Viajamos un trecho en silencio. Luego Ruth se puso a sintonizar la radio. Sus dedos parecían los de una anciana; vi sus nudillos hinchados a través de los cuales esa mañana habría pasado trabajosamente los anillos. Es sorprendente advertir cómo envejece una hija. Miré mis manos, cruzadas sobre el regazo. Unas manos tan ocupadas en el pasado -dedicadas tanto a tareas menores como a otras complejas-, que ahora yacían grises, fláccidas e inertes Por fin Ruth eligió un programa de música clásica. Durante un rato el locutor habló, un tanto estúpidamente, sobre su fin de semana. Luego comenzó la música de Chopin. Fue una coincidencia, por supuesto, que precisamente ese día yo escuchara el vals en do sostenido menor.

Ruth detuvo el coche frente a unos edificios enormes, blancos y cuadrados como hangares de aviones. Apagó el motor y se quedó sentada un instante, mirando hacia adelante.

– No sé por qué tienes que hacer esto -declaró serenamente, con los labios entrecerrados-. Has logrado tanto en tu vida, has viajado, estudiado, criado una hija… ¿Por qué quieres ser recordada por lo que fuiste hace tanto tiempo?

Ella no esperaba una respuesta y yo no se la di. De pronto Ruth suspiró, salió rápidamente del coche, sacó mi bastón del maletero y sin decir una palabra me ayudó a bajar.

Ursula estaba esperándonos: era una chiquilla con el cabello rubio muy largo y liso que le caía sobre la espalda y un tupido flequillo cubriéndole la frente. La clase de chica a la que podía haberse calificado de poco agraciada si no hubiera sido bendecida con unos maravillosos ojos negros que recordaban un antiguo retrato al óleo: redondos, profundos y expresivos, con el nítido matiz de la pintura fresca.

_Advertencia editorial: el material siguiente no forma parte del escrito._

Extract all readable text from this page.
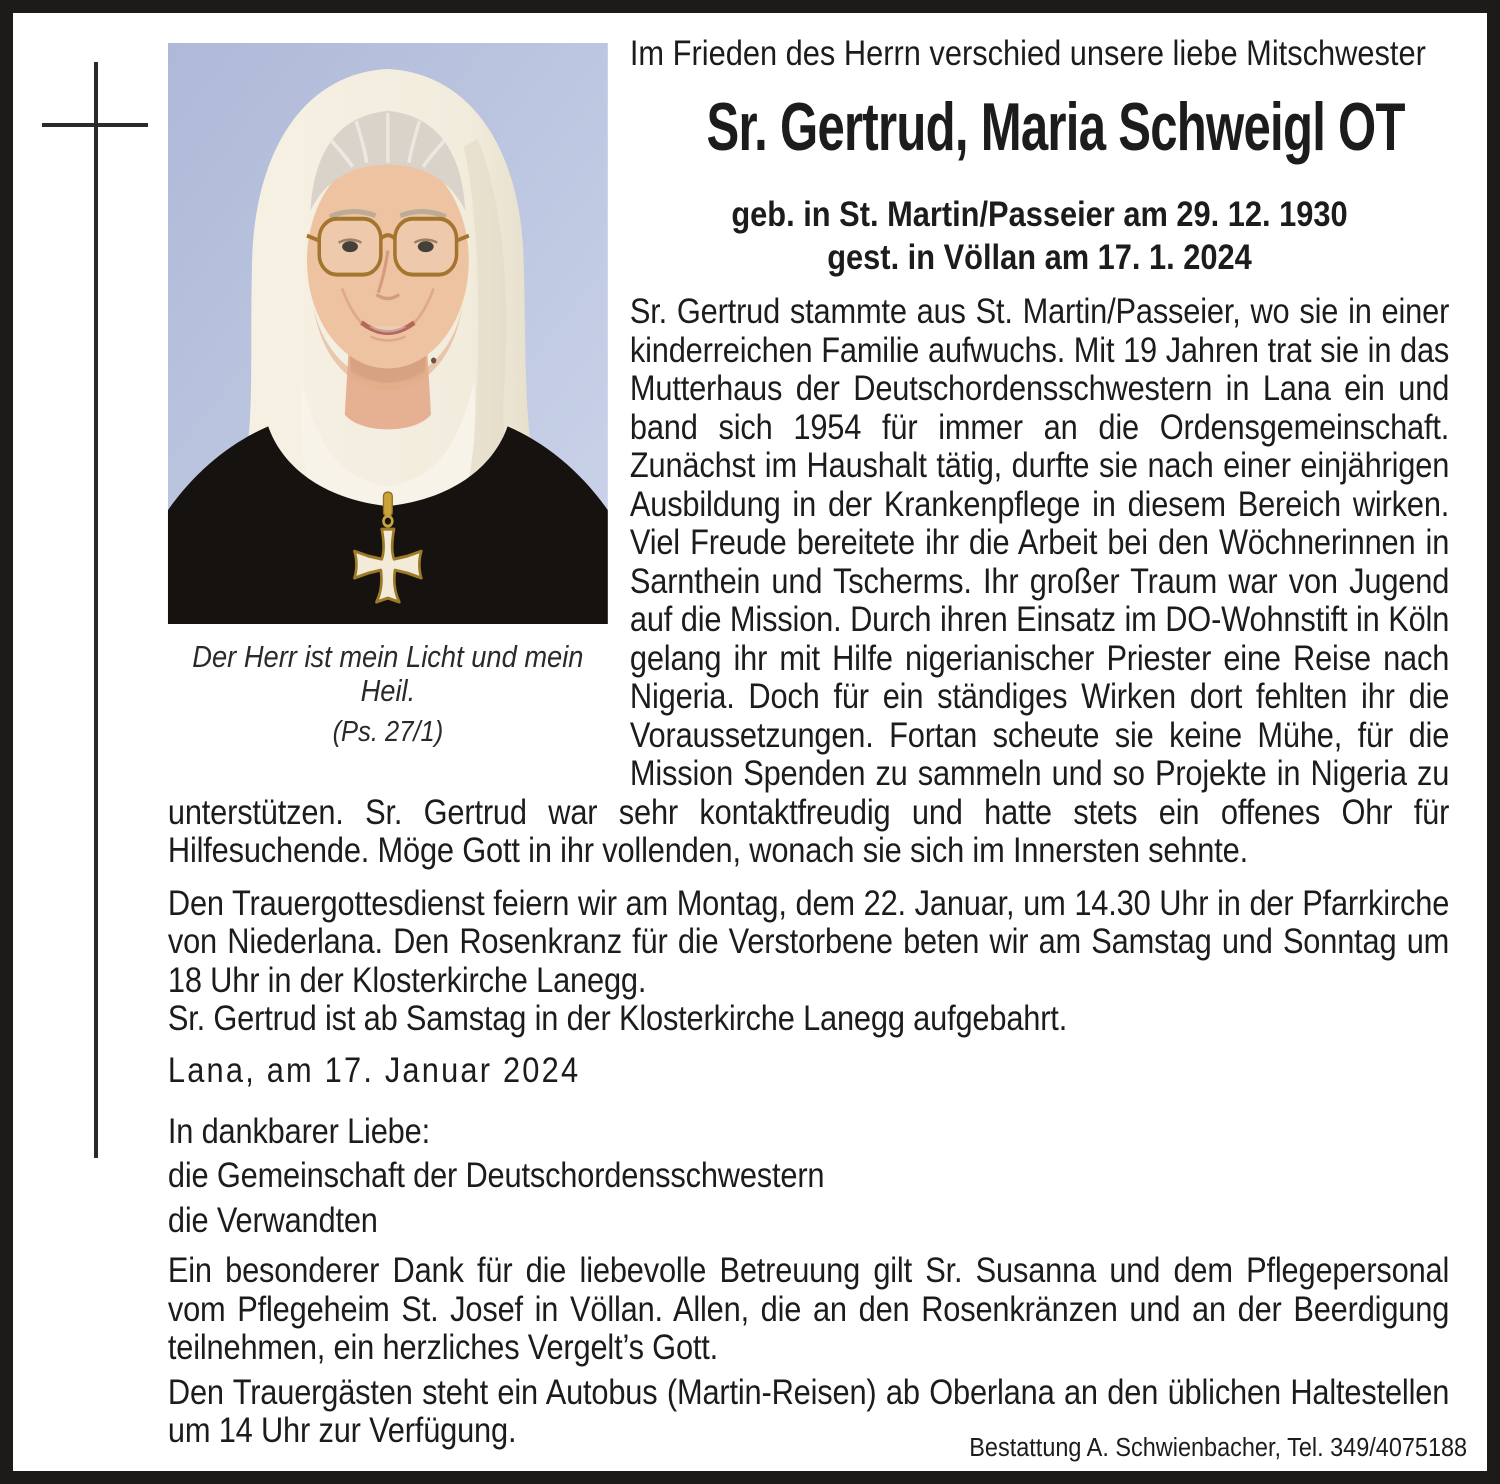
Der Herr ist mein Licht und mein Heil.
(Ps. 27/1)

Im Frieden des Herrn verschied unsere liebe Mitschwester

Sr. Gertrud, Maria Schweigl OT
geb. in St. Martin/Passeier am 29. 12. 1930
gest. in Völlan am 17. 1. 2024

Sr. Gertrud stammte aus St. Martin/Passeier, wo sie in einer kinderreichen Familie aufwuchs. Mit 19 Jahren trat sie in das Mutterhaus der Deutschordensschwestern in Lana ein und band sich 1954 für immer an die Ordensgemeinschaft. Zunächst im Haushalt tätig, durfte sie nach einer einjährigen Ausbildung in der Krankenpflege in diesem Bereich wirken. Viel Freude bereitete ihr die Arbeit bei den Wöchnerinnen in Sarnthein und Tscherms. Ihr großer Traum war von Jugend auf die Mission. Durch ihren Einsatz im DO-Wohnstift in Köln gelang ihr mit Hilfe nigerianischer Priester eine Reise nach Nigeria. Doch für ein ständiges Wirken dort fehlten ihr die Voraussetzungen. Fortan scheute sie keine Mühe, für die Mission Spenden zu sammeln und so Projekte in Nigeria zu unterstützen. Sr. Gertrud war sehr kontaktfreudig und hatte stets ein offenes Ohr für Hilfesuchende. Möge Gott in ihr vollenden, wonach sie sich im Innersten sehnte.

Den Trauergottesdienst feiern wir am Montag, dem 22. Januar, um 14.30 Uhr in der Pfarrkirche von Niederlana. Den Rosenkranz für die Verstorbene beten wir am Samstag und Sonntag um 18 Uhr in der Klosterkirche Lanegg.

Sr. Gertrud ist ab Samstag in der Klosterkirche Lanegg aufgebahrt.

Lana, am 17. Januar 2024

In dankbarer Liebe:

die Gemeinschaft der Deutschordensschwestern

die Verwandten

Ein besonderer Dank für die liebevolle Betreuung gilt Sr. Susanna und dem Pflegepersonal vom Pflegeheim St. Josef in Völlan. Allen, die an den Rosenkränzen und an der Beerdigung teilnehmen, ein herzliches Vergelt’s Gott.

Den Trauergästen steht ein Autobus (Martin-Reisen) ab Oberlana an den üblichen Haltestellen um 14 Uhr zur Verfügung.	Bestattung A. Schwienbacher, Tel. 349/4075188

Sonrió, hizo un gesto de saludo y se acercó presurosa a nosotras; tomó mi mano, la que tenía enlazada al brazo de Ruth, y la agitó entusiasta.

– Señora Bradley, me siento tan feliz de que haya accedido a ayudarme…

– Grace -corregí, antes de que Ruth se adelantara a pronunciar «doctora»-. Me llamo Grace.

– Grace -Ursula sonrió-, no encuentro palabras para explicarle la emoción que me causó saber que vendría.

Su acento era inglés, algo que me sorprendió porque el domicilio que figuraba en su carta era estadounidense.

– Muchas gracias por haber actuado de chófer -añadió luego, dirigiéndose a Ruth.

Sentí que el cuerpo de Ruth se apretaba contra el mío.

– ¿Acaso podía haber metido a mi madre en un autobús?

Ursula rió. Me agradó comprobar que los jóvenes tienen mucha facilidad para interpretar una actitud poco amistosa como una ironía.